Tüm dünya zor bir dönem yaşıyor ve belki de ilk kez bir “ortak düşman”a karşı ortak savaşılıyor. Bir saldırıya uğrayan insanlık var. Her ne kadar ülkeler öncelikle kendilerini kendi toplumunu koruyacak önlemler alıyorsa da ve mesela ülkelerin epey kader birliği yaptıkları Avrupa Birliği içinde bile İtalya yalnız bırakılmanın acısını yaşıyorsa da düşman bir ve ortak.

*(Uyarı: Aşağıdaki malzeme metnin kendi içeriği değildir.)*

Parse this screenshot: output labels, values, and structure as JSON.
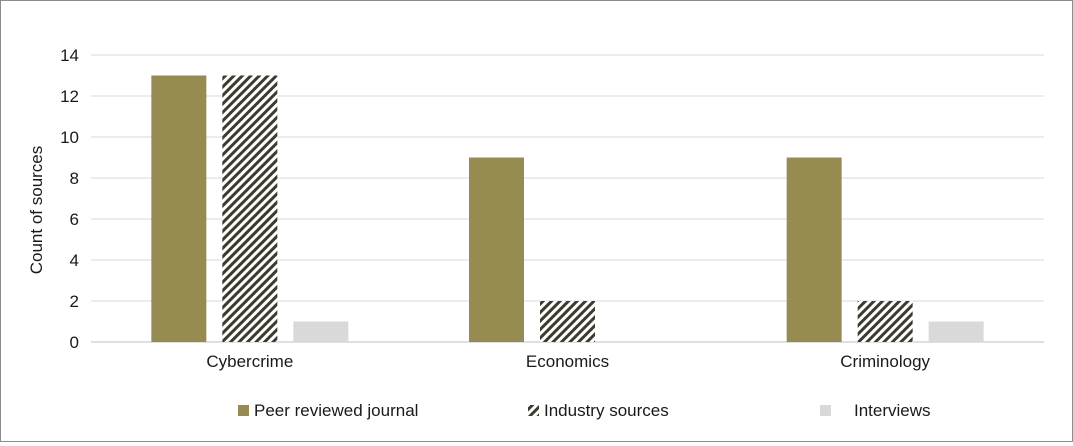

Bu çerçevede en büyük birlik, evrensel karakterdeki bilimde görülüyor. İnanılmaz bir işbirliği, yardımlaşma ve ortaklık. Dünyayı bu beladan kurtaracak tek sistemin BİLİM olduğu gerçeğinde dost düşman herkes birleşmiş durumda. Bu önemli fotoğrafta, bilimin, bilimsel güçlerin neredeyse bağımsız bir evrensel güç - otorite olarak ortaya çıktığını da görüyoruz.
Aşı bulunmayabilir
Fakat iki nokta var.
Birincisi, bu evrensel bilim gücünde ne kadar payımız, katkımız var sorusu.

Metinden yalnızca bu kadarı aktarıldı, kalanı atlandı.